Minister Molewa said at the COP22 Marrakesh Climate Conference in Morocco in November 2016, the political message was clear – that the “momentum behind the Paris Agreement is irreversible and that it is in every Party’s interest to deliver on the contribution it has communicated under the Agreement”.

The message from the 2017 WEFA was therefore to remind and urge all Parties, including the US, not to backtrack on these issues of importance to humanity.

Delivering on the Paris Agreement requires unprecedented public and private partnerships to create the best pathways to enable an inclusive economic growth that supports low-carbon and climate resilient economies, delegates heard.

“Securing access to new, additional and predictable sources of funding without unrealistic pre-conditions is of central importance to African and other developing countries.

“As highlighted in Marrakesh, there needs to be predictability of public climate finance flows from 2016 to 2020,” the Minister said.

As countries moved towards the development of a green economy, there would be a need for “effective understanding of climate-related financial risks that prevent clear planning, decision-making and investment” in the public and private sectors.

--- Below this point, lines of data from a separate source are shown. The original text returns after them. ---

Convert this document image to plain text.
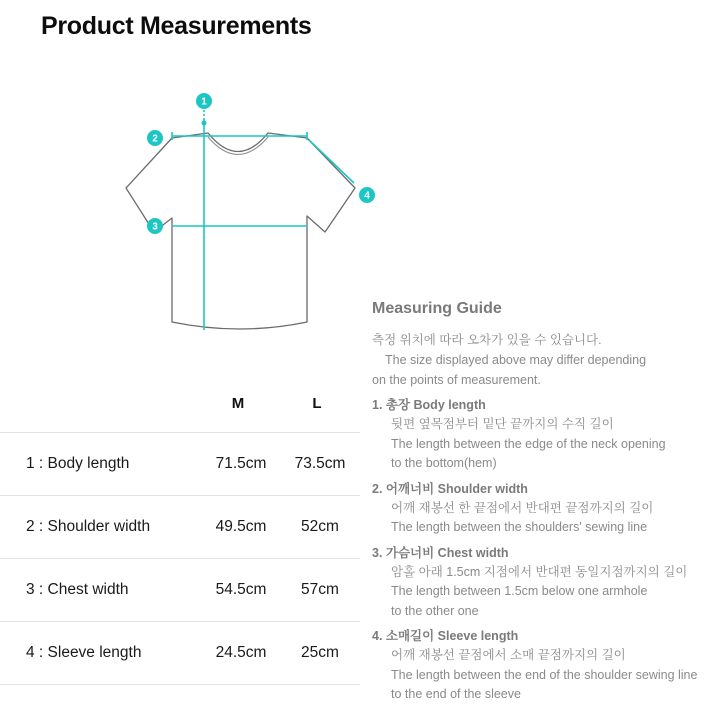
Product Measurements
1
2
3
4
M	L
1 : Body length	71.5cm	73.5cm
2 : Shoulder width	49.5cm	52cm
3 : Chest width	54.5cm	57cm
4 : Sleeve length	24.5cm	25cm
Measuring Guide
측정 위치에 따라 오차가 있을 수 있습니다.
The size displayed above may differ depending
on the points of measurement.
1. 총장 Body length
뒷편 옆목점부터 밑단 끝까지의 수직 길이
The length between the edge of the neck opening
to the bottom(hem)
2. 어깨너비 Shoulder width
어깨 재봉선 한 끝점에서 반대편 끝점까지의 길이
The length between the shoulders' sewing line
3. 가슴너비 Chest width
암홀 아래 1.5cm 지점에서 반대편 동일지점까지의 길이
The length between 1.5cm below one armhole
to the other one
4. 소매길이 Sleeve length
어깨 재봉선 끝점에서 소매 끝점까지의 길이
The length between the end of the shoulder sewing line
to the end of the sleeve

These risks must be mitigated and or better- less risky models be found.

Adapt to climate change

“Also required is a greater understanding of the urgency to adapt to climate change, and an understanding of the scale of low-carbon investment needed to prevent dangerous climate change,” Minister Molewa said.

The Paris Agreement secured commitments by a global alliance to mobilise up to US$1 trillion in solar investments.

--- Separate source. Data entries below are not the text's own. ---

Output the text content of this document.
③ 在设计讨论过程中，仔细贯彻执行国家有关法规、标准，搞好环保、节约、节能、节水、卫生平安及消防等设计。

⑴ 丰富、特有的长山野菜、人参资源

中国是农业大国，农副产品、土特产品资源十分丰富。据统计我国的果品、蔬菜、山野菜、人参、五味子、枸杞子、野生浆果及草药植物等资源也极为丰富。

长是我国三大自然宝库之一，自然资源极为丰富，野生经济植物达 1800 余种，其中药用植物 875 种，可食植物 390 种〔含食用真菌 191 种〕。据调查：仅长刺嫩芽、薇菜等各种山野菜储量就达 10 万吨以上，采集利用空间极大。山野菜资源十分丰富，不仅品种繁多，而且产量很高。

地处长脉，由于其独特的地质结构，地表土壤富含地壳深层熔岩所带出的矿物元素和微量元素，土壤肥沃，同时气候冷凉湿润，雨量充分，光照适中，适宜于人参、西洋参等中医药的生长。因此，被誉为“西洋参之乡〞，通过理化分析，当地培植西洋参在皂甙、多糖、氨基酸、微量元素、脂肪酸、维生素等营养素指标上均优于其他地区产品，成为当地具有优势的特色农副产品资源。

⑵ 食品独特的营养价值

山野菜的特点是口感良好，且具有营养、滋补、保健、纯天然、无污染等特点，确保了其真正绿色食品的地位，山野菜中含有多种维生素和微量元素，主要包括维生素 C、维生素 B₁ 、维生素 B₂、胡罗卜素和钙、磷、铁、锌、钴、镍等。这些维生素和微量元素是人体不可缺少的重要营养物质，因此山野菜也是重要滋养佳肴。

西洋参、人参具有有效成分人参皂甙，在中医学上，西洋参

On behalf of the African continent, Minister Molewa called on the developed countries to honour their commitments to the developing world, particularly African countries, and support Adaptation and Mitigation programmes to enable the Continent to transition to a low-carbon economy.

Furthermore, the importance of Climate Smart Agriculture in Africa was also discussed.

The absence of specific agriculture related matters in the Paris Agreement short-changes organized and coordinated actions in the development of the agricultural sector and its responses to climate change.

The Minister said South Africa is among the pioneers in adopting the green economy strategies. The hallmark was the signing of the Green Economy Accord in 2011 and the adoption in 2012 of the National Development Plan 2030, which committed the country to an “environmentally sustainable and equitable transition to a low carbon inclusive economy.”

She said South Africa has put in place many programmes and policy frameworks in the recent past, to translate the NDP Vision 2030 into action. The country is currently implementing programmes to promote energy efficiency, green transport, sustainable housing and climate resilient agriculture.

“We are glad that there is great visible progress on these sectors as we all see new multimodal transport in cities like Johannesburg, Tshwane and Cape Town.

“We will forge ahead with the green development in these cities. Through the Green Cities program, our government continues to ensure that all other cities implement the green development measures, including in greening all our human settlements and habitats,” the Minister said.